COMMENT Over the past year, Covid-19 has had a devastating effect on people’s lives in cities across the country. Businesses large and small have had to cope with conditions that even the most far-sighted strategist would have been unlikely to predict. Organisations in the cultural sector have faced many of the same tough challenges as those in retail and hospitality. Museums, galleries, theatres and music venues were among the first to close, and have been some of the last to reopen.
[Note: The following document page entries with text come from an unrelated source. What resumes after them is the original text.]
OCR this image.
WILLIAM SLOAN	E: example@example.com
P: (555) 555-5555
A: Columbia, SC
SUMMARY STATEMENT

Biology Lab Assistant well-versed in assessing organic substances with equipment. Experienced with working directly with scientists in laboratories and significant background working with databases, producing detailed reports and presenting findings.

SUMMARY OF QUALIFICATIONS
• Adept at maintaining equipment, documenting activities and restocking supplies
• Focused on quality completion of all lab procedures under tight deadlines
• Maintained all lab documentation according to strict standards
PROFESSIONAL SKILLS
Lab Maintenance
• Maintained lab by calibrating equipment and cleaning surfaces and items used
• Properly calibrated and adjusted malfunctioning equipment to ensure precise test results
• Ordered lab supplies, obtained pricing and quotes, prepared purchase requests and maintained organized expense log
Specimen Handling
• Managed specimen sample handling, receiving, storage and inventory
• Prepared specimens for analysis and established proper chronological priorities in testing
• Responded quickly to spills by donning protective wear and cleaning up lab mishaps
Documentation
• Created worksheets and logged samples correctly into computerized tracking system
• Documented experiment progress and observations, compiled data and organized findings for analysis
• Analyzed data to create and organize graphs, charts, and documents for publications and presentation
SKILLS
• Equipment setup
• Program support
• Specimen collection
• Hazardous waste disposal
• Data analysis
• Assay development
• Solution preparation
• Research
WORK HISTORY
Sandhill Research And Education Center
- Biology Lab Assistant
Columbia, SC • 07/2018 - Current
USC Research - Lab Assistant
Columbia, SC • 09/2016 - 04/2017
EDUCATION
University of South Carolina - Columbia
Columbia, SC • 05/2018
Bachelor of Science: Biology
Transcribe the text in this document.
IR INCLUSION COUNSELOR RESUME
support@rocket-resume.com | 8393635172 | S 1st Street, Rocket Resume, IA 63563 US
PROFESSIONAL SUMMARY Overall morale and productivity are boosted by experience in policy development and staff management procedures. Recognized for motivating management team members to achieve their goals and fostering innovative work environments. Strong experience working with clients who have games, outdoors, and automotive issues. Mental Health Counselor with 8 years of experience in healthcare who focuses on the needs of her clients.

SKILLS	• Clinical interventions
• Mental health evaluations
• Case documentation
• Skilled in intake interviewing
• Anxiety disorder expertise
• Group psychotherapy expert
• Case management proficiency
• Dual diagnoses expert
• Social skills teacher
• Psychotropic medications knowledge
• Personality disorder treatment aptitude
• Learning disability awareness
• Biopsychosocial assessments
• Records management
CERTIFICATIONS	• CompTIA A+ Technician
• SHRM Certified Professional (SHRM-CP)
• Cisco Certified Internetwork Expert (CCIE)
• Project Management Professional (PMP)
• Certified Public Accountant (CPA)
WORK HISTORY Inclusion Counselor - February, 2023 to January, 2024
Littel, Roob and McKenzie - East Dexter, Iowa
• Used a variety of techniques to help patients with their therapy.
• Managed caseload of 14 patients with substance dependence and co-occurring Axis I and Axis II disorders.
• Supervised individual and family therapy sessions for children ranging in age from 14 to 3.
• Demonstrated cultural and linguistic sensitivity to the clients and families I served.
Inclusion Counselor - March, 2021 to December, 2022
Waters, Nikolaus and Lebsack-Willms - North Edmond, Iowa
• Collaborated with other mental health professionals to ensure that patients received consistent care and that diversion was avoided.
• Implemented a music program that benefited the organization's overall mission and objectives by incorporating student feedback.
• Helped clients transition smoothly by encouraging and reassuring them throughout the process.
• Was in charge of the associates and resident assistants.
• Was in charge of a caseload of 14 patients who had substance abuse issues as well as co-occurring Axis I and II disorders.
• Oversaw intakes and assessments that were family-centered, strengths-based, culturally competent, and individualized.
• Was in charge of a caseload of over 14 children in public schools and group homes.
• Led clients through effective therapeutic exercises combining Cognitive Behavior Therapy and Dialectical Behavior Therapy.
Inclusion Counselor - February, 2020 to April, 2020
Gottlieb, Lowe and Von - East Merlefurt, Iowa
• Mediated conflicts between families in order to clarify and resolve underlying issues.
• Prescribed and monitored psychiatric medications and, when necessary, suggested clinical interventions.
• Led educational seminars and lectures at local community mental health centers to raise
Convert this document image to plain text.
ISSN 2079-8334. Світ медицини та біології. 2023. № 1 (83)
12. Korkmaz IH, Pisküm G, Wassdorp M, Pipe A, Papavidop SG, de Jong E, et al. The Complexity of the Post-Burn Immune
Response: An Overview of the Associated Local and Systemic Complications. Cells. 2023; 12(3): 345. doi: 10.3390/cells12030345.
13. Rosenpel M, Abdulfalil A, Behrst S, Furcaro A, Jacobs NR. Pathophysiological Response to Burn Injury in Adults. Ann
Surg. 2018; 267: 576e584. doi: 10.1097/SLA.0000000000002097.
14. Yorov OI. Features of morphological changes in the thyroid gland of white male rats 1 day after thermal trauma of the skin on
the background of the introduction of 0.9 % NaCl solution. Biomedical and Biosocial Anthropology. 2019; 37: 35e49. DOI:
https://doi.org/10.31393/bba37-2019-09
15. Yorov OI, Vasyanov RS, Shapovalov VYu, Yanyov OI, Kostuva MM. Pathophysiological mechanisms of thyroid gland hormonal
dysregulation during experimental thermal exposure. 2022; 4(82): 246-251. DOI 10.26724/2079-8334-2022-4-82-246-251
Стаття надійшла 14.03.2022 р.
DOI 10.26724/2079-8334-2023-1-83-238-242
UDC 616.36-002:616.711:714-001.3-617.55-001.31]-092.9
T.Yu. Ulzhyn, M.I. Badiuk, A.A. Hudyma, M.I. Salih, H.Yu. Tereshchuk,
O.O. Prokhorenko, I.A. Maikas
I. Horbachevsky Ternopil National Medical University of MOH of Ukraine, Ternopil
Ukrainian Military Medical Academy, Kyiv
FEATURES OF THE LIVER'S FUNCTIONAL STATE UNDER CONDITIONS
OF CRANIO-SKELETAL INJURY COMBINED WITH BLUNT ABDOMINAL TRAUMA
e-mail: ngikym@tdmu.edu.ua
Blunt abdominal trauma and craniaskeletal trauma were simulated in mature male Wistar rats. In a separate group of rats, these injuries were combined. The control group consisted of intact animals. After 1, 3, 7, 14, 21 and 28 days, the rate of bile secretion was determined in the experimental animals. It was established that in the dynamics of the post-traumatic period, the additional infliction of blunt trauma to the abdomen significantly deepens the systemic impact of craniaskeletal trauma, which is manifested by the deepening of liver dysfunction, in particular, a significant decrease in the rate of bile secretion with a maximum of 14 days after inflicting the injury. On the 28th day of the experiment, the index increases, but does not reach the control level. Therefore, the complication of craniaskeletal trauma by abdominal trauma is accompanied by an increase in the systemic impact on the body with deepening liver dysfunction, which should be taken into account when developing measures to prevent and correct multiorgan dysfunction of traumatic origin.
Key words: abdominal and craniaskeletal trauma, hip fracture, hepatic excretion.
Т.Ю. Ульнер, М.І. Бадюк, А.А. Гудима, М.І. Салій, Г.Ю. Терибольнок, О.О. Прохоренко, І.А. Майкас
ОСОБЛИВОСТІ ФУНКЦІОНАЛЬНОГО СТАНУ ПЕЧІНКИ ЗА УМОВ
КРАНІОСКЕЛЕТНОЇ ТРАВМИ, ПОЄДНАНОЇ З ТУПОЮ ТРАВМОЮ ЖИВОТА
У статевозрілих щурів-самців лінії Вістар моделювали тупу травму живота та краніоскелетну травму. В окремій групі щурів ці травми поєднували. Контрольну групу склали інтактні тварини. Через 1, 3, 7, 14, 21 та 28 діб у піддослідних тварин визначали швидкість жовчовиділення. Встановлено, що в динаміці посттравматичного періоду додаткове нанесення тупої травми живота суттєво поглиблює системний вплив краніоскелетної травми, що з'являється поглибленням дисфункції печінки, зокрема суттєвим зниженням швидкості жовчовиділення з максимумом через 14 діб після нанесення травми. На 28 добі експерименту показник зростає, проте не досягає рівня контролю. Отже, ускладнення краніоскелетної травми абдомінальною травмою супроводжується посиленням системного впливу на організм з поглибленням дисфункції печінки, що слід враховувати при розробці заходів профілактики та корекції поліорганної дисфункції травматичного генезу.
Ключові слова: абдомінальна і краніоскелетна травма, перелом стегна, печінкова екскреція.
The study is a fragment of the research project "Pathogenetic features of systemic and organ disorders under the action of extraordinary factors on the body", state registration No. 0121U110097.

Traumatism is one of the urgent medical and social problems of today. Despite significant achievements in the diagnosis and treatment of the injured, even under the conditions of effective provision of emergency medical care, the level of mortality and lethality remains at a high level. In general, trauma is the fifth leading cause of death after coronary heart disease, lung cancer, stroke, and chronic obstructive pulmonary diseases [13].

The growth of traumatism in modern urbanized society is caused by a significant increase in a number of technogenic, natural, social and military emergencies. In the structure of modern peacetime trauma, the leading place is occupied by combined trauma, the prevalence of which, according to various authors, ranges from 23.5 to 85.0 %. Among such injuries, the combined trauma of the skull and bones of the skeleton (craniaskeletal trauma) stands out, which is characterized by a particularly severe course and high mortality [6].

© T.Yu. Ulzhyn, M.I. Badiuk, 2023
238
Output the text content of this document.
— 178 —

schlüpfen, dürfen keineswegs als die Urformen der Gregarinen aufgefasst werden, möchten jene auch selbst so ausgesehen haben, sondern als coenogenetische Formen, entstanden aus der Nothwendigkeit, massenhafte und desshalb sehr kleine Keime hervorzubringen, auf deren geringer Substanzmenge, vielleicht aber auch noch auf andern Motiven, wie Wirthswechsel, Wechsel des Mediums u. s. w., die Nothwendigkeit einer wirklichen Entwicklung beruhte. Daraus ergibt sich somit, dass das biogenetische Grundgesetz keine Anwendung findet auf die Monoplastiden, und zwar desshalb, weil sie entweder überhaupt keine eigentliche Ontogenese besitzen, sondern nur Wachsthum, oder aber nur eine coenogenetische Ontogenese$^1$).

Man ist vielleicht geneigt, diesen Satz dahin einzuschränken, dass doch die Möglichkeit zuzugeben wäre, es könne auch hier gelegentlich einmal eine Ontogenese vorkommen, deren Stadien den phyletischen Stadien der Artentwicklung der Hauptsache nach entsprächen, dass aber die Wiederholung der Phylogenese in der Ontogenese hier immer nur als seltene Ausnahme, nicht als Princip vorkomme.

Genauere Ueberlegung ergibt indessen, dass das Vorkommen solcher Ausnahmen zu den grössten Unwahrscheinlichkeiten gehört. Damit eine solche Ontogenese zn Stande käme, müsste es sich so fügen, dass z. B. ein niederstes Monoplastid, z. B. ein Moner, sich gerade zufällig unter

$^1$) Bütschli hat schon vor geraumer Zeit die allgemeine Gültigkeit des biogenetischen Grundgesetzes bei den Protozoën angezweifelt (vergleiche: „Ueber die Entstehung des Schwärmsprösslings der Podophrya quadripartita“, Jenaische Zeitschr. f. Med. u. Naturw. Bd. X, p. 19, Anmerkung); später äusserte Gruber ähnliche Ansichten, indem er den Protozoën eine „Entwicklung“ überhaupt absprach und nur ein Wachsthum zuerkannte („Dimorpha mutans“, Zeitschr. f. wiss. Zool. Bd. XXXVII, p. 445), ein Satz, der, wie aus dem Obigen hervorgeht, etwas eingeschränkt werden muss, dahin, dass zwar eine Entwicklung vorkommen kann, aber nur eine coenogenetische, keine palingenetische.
Everybody loses when our cultural life is negatively affected. In economic terms, our cultural businesses made a pre-pandemic contribution of nearly £3bn a year in taxes, employing almost 340,000 people. Our creative industries sector was among the fastest growing in the whole UK economy but – important as economic arguments always are – the returns made on public investment in artists, arts companies, museums and libraries have always been so much greater than the purely financial. These organisations are part of the fabric of everyday life in their local communities – a source of happiness, wellbeing, and pride. For many of us, lockdown restrictions preventing us from being able to watch a play, hear live music, visit a museum or borrow library books left a huge hole in our lives.

Looking forward

In response to this crisis, Arts Council England has worked closely with the government to deliver the Culture Recovery Fund in providing an essential lifeline to make sure that our cultural infrastructure is still here for the post-pandemic audiences of today and tomorrow. To make this happen, the chancellor Rishi Sunak and the culture secretary Oliver Dowden have together been the architects of the biggest single investment in culture in our history, totalling some £1.8bn.